The app has been under scrutiny recently as the White House threatened to ban TikTok completely across the US.
It’s already been banned in the US House of Representatives, and on all UK government devices, over concerns about its parent company ByteDance.
Executives within that firm have been accused of having links to the Chinese Communist party, prompting global government’s worries about cybersecurity.
This has raised concerns about what data TikTok could share, and triggered questions about Beijing’s ability to “spy” on other nations.
Meanwhile, the safety of young TikTok users has also been scrutinised.
But, on Thursday, it was not CEO Shou Zi Chew who was torn apart online in response, but the US representatives on the House Committee on energy and commerce putting him under the spotlight.
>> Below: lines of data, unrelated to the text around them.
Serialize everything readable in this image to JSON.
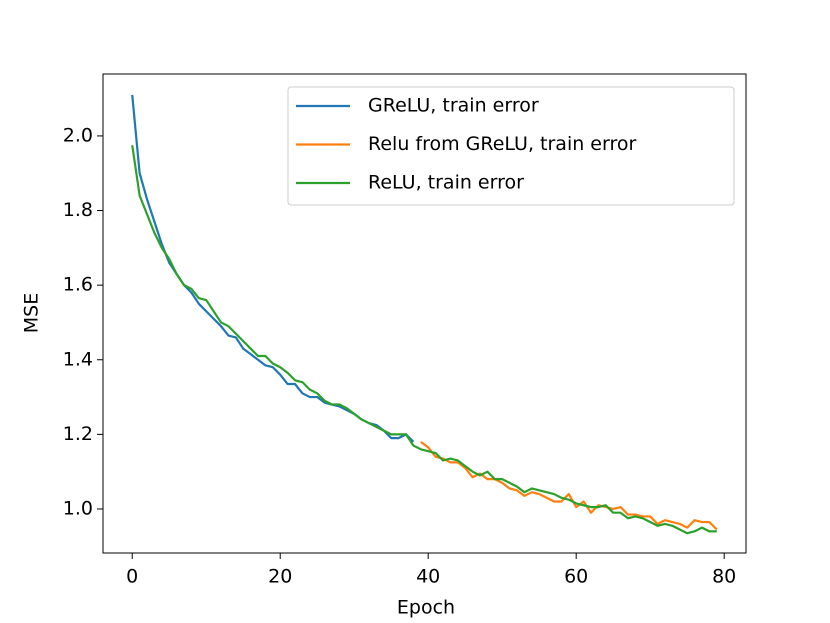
{
  "chart_data": {
    "type": "line",
    "xlabel": "Epoch",
    "ylabel": "MSE",
    "x": [
      0,
      1,
      2,
      3,
      4,
      5,
      6,
      7,
      8,
      9,
      10,
      11,
      12,
      13,
      14,
      15,
      16,
      17,
      18,
      19,
      20,
      21,
      22,
      23,
      24,
      25,
      26,
      27,
      28,
      29,
      30,
      31,
      32,
      33,
      34,
      35,
      36,
      37,
      38,
      39,
      40,
      41,
      42,
      43,
      44,
      45,
      46,
      47,
      48,
      49,
      50,
      51,
      52,
      53,
      54,
      55,
      56,
      57,
      58,
      59,
      60,
      61,
      62,
      63,
      64,
      65,
      66,
      67,
      68,
      69,
      70,
      71,
      72,
      73,
      74,
      75,
      76,
      77,
      78,
      79
    ],
    "series": [
      {
        "name": "GReLU, train error",
        "color": "#1f77b4",
        "values": [
          2.11,
          1.9,
          1.83,
          1.77,
          1.71,
          1.66,
          1.63,
          1.6,
          1.58,
          1.55,
          1.53,
          1.51,
          1.49,
          1.465,
          1.46,
          1.43,
          1.415,
          1.4,
          1.385,
          1.38,
          1.36,
          1.335,
          1.335,
          1.31,
          1.3,
          1.3,
          1.285,
          1.28,
          1.275,
          1.265,
          1.255,
          1.24,
          1.23,
          1.225,
          1.21,
          1.19,
          1.19,
          1.2,
          1.18,
          null,
          null,
          null,
          null,
          null,
          null,
          null,
          null,
          null,
          null,
          null,
          null,
          null,
          null,
          null,
          null,
          null,
          null,
          null,
          null,
          null,
          null,
          null,
          null,
          null,
          null,
          null,
          null,
          null,
          null,
          null,
          null,
          null,
          null,
          null,
          null,
          null,
          null,
          null,
          null,
          null
        ]
      },
      {
        "name": "Relu from GReLU, train error",
        "color": "#ff7f0e",
        "values": [
          null,
          null,
          null,
          null,
          null,
          null,
          null,
          null,
          null,
          null,
          null,
          null,
          null,
          null,
          null,
          null,
          null,
          null,
          null,
          null,
          null,
          null,
          null,
          null,
          null,
          null,
          null,
          null,
          null,
          null,
          null,
          null,
          null,
          null,
          null,
          null,
          null,
          null,
          null,
          1.18,
          1.165,
          1.14,
          1.135,
          1.125,
          1.125,
          1.11,
          1.085,
          1.095,
          1.08,
          1.08,
          1.07,
          1.055,
          1.05,
          1.035,
          1.045,
          1.04,
          1.03,
          1.02,
          1.02,
          1.04,
          1.005,
          1.02,
          0.99,
          1.01,
          1.005,
          1.0,
          1.005,
          0.985,
          0.985,
          0.98,
          0.98,
          0.96,
          0.97,
          0.965,
          0.96,
          0.95,
          0.97,
          0.965,
          0.965,
          0.945
        ]
      },
      {
        "name": "ReLU, train error",
        "color": "#2ca02c",
        "values": [
          1.975,
          1.84,
          1.79,
          1.74,
          1.7,
          1.67,
          1.63,
          1.6,
          1.59,
          1.565,
          1.56,
          1.53,
          1.5,
          1.49,
          1.47,
          1.45,
          1.43,
          1.41,
          1.41,
          1.39,
          1.38,
          1.365,
          1.345,
          1.34,
          1.32,
          1.31,
          1.29,
          1.28,
          1.28,
          1.27,
          1.255,
          1.24,
          1.23,
          1.22,
          1.21,
          1.2,
          1.2,
          1.2,
          1.17,
          1.16,
          1.155,
          1.15,
          1.13,
          1.135,
          1.13,
          1.115,
          1.1,
          1.09,
          1.1,
          1.08,
          1.08,
          1.07,
          1.06,
          1.045,
          1.055,
          1.05,
          1.045,
          1.04,
          1.03,
          1.025,
          1.015,
          1.01,
          1.005,
          1.005,
          1.01,
          0.99,
          0.99,
          0.975,
          0.98,
          0.975,
          0.965,
          0.955,
          0.96,
          0.955,
          0.945,
          0.935,
          0.94,
          0.95,
          0.94,
          0.94
        ]
      }
    ],
    "xlim": [
      -3.95,
      82.95
    ],
    "ylim": [
      0.882,
      2.166
    ],
    "xticks": [
      0,
      20,
      40,
      60,
      80
    ],
    "yticks": [
      {
        "value": 1,
        "label": "1.0"
      },
      1.2,
      1.4,
      1.6,
      1.8,
      {
        "value": 2,
        "label": "2.0"
      }
    ],
    "legend": "upper right",
    "grid": false
  }
}
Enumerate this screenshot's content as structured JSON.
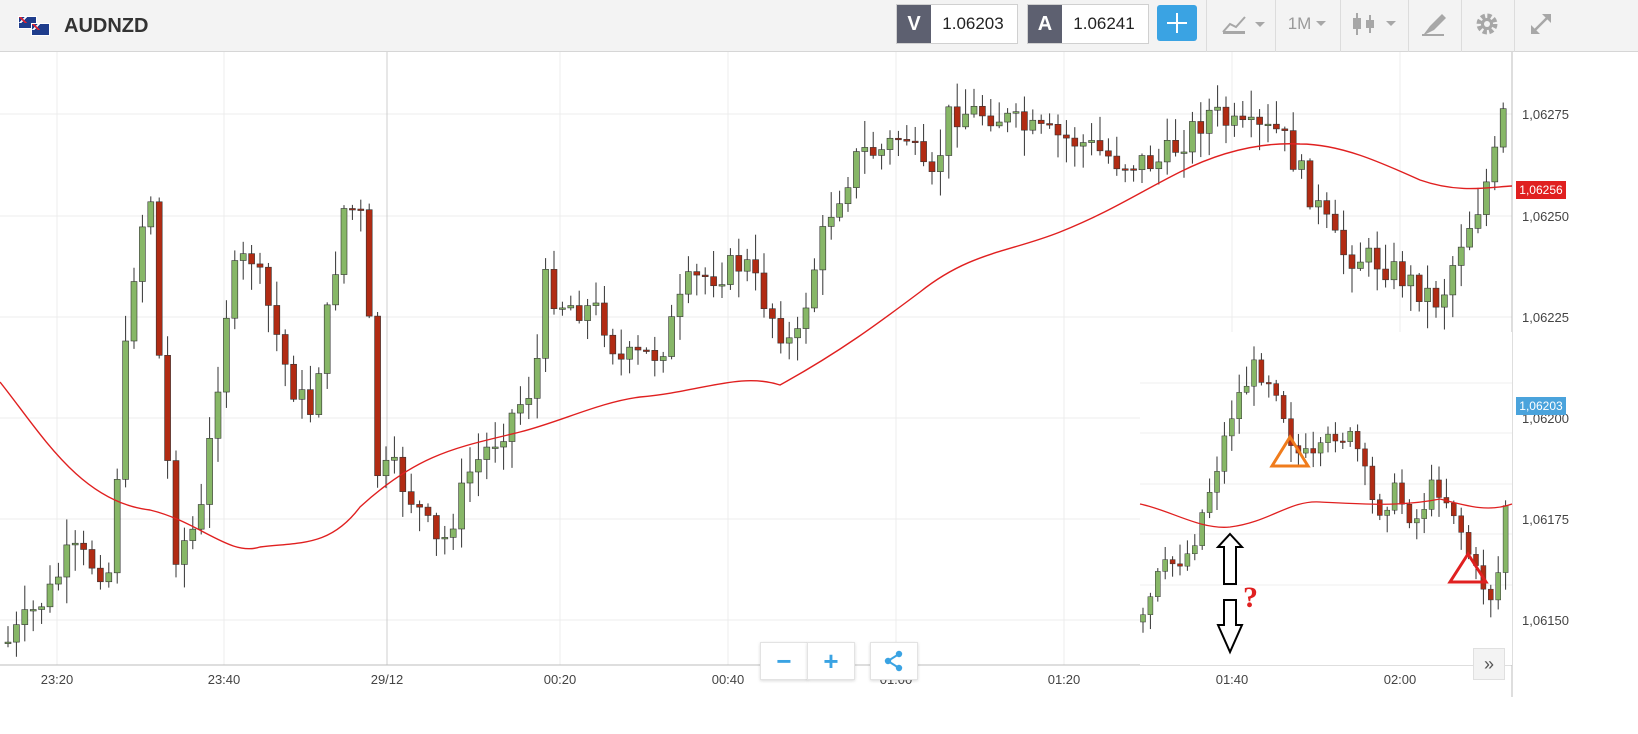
{
  "header": {
    "symbol": "AUDNZD",
    "sell_tag": "V",
    "sell_price": "1.06203",
    "buy_tag": "A",
    "buy_price": "1.06241",
    "timeframe": "1M"
  },
  "toolbar_icons": [
    "crosshair-icon",
    "chart-type-icon",
    "timeframe-dropdown",
    "candles-icon",
    "draw-tools-icon",
    "gear-icon",
    "fullscreen-icon"
  ],
  "colors": {
    "bull": "#87b767",
    "bear": "#b12b13",
    "ma": "#e02020",
    "accent": "#3aa3e3",
    "last_price_label": "#e02020",
    "current_price_label": "#4aa3dc"
  },
  "y_axis": {
    "ticks": [
      "1,06275",
      "1,06250",
      "1,06225",
      "1,06200",
      "1,06175",
      "1,06150"
    ],
    "last_close_label": "1,06256",
    "current_price_label": "1,06203"
  },
  "x_axis": {
    "ticks": [
      "23:20",
      "23:40",
      "29/12",
      "00:20",
      "00:40",
      "01:00",
      "01:20",
      "01:40",
      "02:00"
    ]
  },
  "zoom": {
    "minus": "−",
    "plus": "+"
  },
  "annotation": {
    "question": "?"
  },
  "chart_data": {
    "type": "candlestick",
    "instrument": "AUDNZD",
    "timeframe": "1M",
    "ylim": [
      1.0614,
      1.0629
    ],
    "moving_average": "red line",
    "inset": "smaller zoomed candlestick chart overlaid at bottom-right with up/down arrows, question mark, orange and red triangles"
  }
}
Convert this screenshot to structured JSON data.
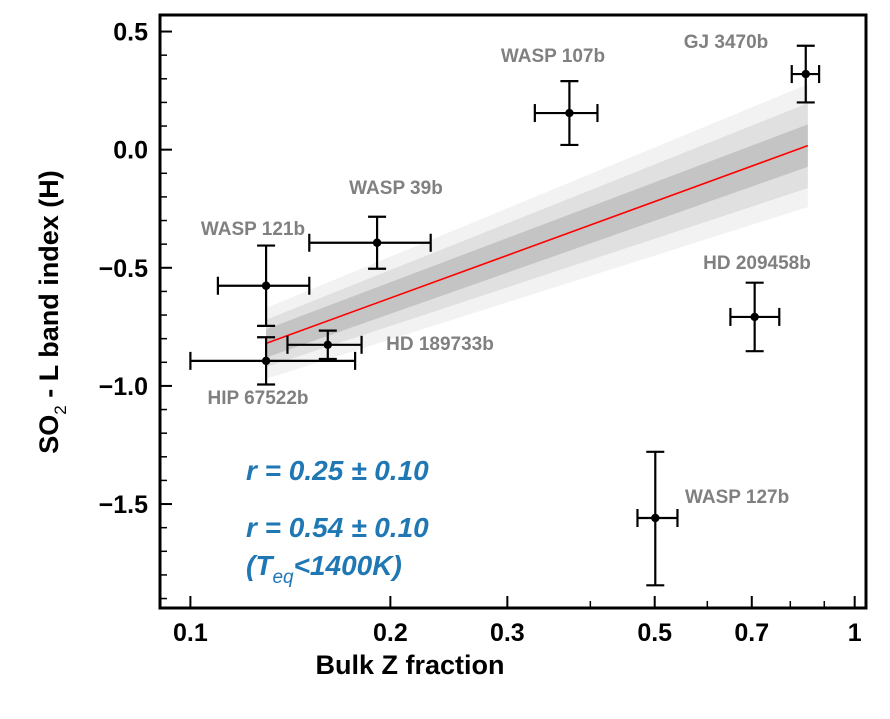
{
  "chart_data": {
    "type": "scatter",
    "xlabel": "Bulk Z fraction",
    "ylabel": "SO2 - L band index (H)",
    "ylabel_parts": {
      "pre": "SO",
      "sub": "2",
      "post": " - L band index (H)"
    },
    "xscale": "log",
    "xlim": [
      0.09,
      1.04
    ],
    "ylim": [
      -1.94,
      0.57
    ],
    "xticks": [
      0.1,
      0.2,
      0.3,
      0.5,
      0.7,
      1
    ],
    "xtick_labels": [
      "0.1",
      "0.2",
      "0.3",
      "0.5",
      "0.7",
      "1"
    ],
    "xminor_ticks": [
      0.4,
      0.6,
      0.8,
      0.9
    ],
    "yticks": [
      0.5,
      0.0,
      -0.5,
      -1.0,
      -1.5
    ],
    "ytick_labels": [
      "0.5",
      "0.0",
      "−0.5",
      "−1.0",
      "−1.5"
    ],
    "grid": false,
    "points": [
      {
        "name": "GJ 3470b",
        "x": 0.844,
        "y": 0.32,
        "xerr": [
          0.04,
          0.04
        ],
        "yerr": [
          0.12,
          0.12
        ]
      },
      {
        "name": "WASP 107b",
        "x": 0.372,
        "y": 0.155,
        "xerr": [
          0.042,
          0.038
        ],
        "yerr": [
          0.135,
          0.135
        ]
      },
      {
        "name": "WASP 39b",
        "x": 0.191,
        "y": -0.394,
        "xerr": [
          0.04,
          0.039
        ],
        "yerr": [
          0.11,
          0.11
        ]
      },
      {
        "name": "WASP 121b",
        "x": 0.13,
        "y": -0.576,
        "xerr": [
          0.02,
          0.021
        ],
        "yerr": [
          0.17,
          0.17
        ]
      },
      {
        "name": "HD 209458b",
        "x": 0.161,
        "y": -0.826,
        "xerr": [
          0.021,
          0.02
        ],
        "yerr": [
          0.06,
          0.06
        ]
      },
      {
        "name": "HD 189733b",
        "x": 0.13,
        "y": -0.894,
        "xerr": [
          0.03,
          0.047
        ],
        "yerr": [
          0.1,
          0.1
        ]
      },
      {
        "name": "HIP 67522b",
        "x": 0.707,
        "y": -0.708,
        "xerr": [
          0.057,
          0.063
        ],
        "yerr": [
          0.145,
          0.145
        ]
      },
      {
        "name": "WASP 127b",
        "x": 0.501,
        "y": -1.559,
        "xerr": [
          0.03,
          0.04
        ],
        "yerr": [
          0.285,
          0.28
        ]
      }
    ],
    "fit": {
      "x": [
        0.13,
        0.85
      ],
      "y": [
        -0.82,
        0.017
      ],
      "bands_halfwidth": {
        "1sigma": [
          0.06,
          0.09
        ],
        "2sigma": [
          0.1,
          0.18
        ],
        "3sigma": [
          0.15,
          0.26
        ]
      },
      "line_color": "#ff0000",
      "band_colors": [
        "#f2f2f2",
        "#e0e0e0",
        "#c4c4c4"
      ]
    },
    "annotations": [
      {
        "text": "r = 0.25 ± 0.10"
      },
      {
        "text": "r = 0.54 ± 0.10"
      },
      {
        "pre": "(T",
        "sub": "eq",
        "post": "<1400K)"
      }
    ],
    "label_color": "#808080",
    "annotation_color": "#1f77b4",
    "marker_color": "#000000"
  }
}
While a TikTok spokesperson later said it was a game of “political grandstanding” from Democrats and Republicans, online critics also accused the board of having little tech know-how – and criticised the way it handled the hearing altogether…
Here are the top five uncomfortable moments which everyone is talking about.
1. Wi-Fi comment leads to a disconnect…
Representative Richard Hudson asked: “Does TikTok access the home Wi-Fi network?”
After an awkward pause, Chew replied: “Only if the user turns on the Wi-Fi, I’m sorry, I may not understand the…”
“So if I have the TikTok app on my phone and my phone is on my home Wi-Fi network, does TikTok access that network?” The congressman cut in.
As Chew explained, that’s how the app will access the internet – only for the politician to ask if TikTok could then (mysteriously) access other devices on the same network.
“Congressman, we do not do anything that is beyond any industry norms. I believe the answer to your question is no, let me get back to you,” Chew said, looking slightly bewildered.
2. Chew gets cut off
TikTok users repeatedly pointed out like Chew was either interrupted or not allowed to respond a fair few times to comments from US Representatives.
A TikTok spokesperson also claimed that he was often cut off, telling Business Insider: “He came prepared to answer their questions and, unfortunately, with few exceptions wasn’t given the opportunity to do so.”
He was asked complex questions and told to respond with “yes or no” on a fair few occasions too.
3. A case of crossed wires?
Representative Dan Crenshaw claimed that Chinese citizens must co-operate with Chinese intelligence and if they are called upon, they are bound to secrecy.
“That would include you,” Crenshaw said. “So if the CCP [China Communist Party] tells ByteDance to turn over Al data that TikTok has collected inside the US, even within Project Texas, do they have to do so, according to Chinese law?”
Chew replied: “Congressman, first, I’m Singaporean.”
“That’s fine,” Crenshaw quickly responded. “But there are employees of yours – and ByteDance is in China.”
Chew said he was aware of such concerns.
4. Facial recognition got a mention
Representative Earl Carter asked if TikTok uses the phone’s camera to look at… eye dilation.
Chew replied: “The only face data that we collect is when you use the filters to have, say sunglasses on your face, we need to know where your eyes are.”
Carter interrupted: “Why do not need to know where the eyes are, if you’re not seeing if they’re dilated?”
Chew ignored this, and said: ”That data is stored on your local device and deleted after use.”
Carter said he “found this hard to believe”, and asked how TikTok determines how old its users are without looking at their eyes…
Chew said the app asks users to say their age, and looks at the public videos the users posts to see if it corresponds with the age they said.
5. And, of course, Facebook and Cambridge Analytica also popped up…
Chew was asked if TikTok would divest from ByteDance, and replied: “I don’t think ownership is the issue here.
“With a lot of respect, American social companies don’t have a good track record with data privacy and user security. I mean, look at Facebook and Cambridge Analytica – just one example.”
That is a reference to the retrieval of Facebook users’ data without their consent, which hit headlines when was exposed back in 2018.
Chew also claimed that the app “doesn’t collect more data than any other social media company out there”.